Portugal’s health system is on the verge of collapse as COVID-19 cases increase

LISBON (Reuters) – Portugal’s public health system is on the verge of collapse as hospitals in the areas most affected by a worrying increase in coronavirus cases are rapidly running out of intensive care beds to treat COVID-19 patients.

“Our health system is under extreme pressure,” Health Minister Marta Temido told reporters on Sunday afternoon after a visit to a hospital with difficulties. “There is a limit and we are very close to it.”

The health system, which before the pandemic had the lowest number of critical care beds per 100,000 inhabitants in Europe, can accommodate a maximum of 672 patients with COVID-19 in intensive care units or ICUs, according to the Ministry of Health.

The number of people on intensive care with COVID-19 reached 647 on Sunday, according to the DGS health authority.

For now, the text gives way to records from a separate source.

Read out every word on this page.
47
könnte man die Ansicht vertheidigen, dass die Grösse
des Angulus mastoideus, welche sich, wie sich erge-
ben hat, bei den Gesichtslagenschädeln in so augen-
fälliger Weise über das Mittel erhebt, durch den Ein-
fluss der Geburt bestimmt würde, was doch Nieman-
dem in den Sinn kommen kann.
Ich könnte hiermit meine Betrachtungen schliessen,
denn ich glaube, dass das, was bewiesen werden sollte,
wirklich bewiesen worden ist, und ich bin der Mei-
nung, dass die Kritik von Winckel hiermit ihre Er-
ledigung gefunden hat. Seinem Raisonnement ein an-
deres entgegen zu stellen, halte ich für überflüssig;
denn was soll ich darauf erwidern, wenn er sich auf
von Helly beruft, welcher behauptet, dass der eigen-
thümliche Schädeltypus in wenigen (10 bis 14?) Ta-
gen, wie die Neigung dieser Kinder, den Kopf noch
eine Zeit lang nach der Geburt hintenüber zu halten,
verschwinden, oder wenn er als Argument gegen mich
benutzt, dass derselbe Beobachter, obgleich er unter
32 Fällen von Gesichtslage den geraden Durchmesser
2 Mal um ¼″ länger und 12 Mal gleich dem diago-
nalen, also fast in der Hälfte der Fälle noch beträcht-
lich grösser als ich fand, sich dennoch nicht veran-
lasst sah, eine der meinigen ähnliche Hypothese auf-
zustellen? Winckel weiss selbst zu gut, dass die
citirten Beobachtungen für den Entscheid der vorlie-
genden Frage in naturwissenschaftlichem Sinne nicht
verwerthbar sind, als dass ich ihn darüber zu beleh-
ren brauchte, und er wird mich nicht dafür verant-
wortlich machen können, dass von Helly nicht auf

The Portuguese Association of Hospital Administrators said the number of coronavirus patients in need of hospitalization is likely to increase over the next week.

In three days of blockade nationwide, the country with just 10 million people reported 10,385 new cases and 152 deaths on Sunday, bringing the total number of infections to 549,801, with the death toll rising to 8,861.

According to our website webworldindata.org supported by Oxford University, Portugal has the highest number of coronavirus cases in Europe per capita in the last seven days.

Most new cases have been concentrated in Lisbon, where many patients in the city’s public hospitals have already been transferred elsewhere, including to Porto’s second-largest health facilities.

“We are already treating patients beyond our installed capacity,” said Daniel Ferro, director of Lisbon’s largest Santa Maria hospital. “And we’re not the only hospital where this is happening.”

Garcia de Orta Hospital, along the Tagus River in Lisbon, said in a statement that the hospital could soon enter a “pre-catastrophe” phase because it no longer has beds for coronavirus patients.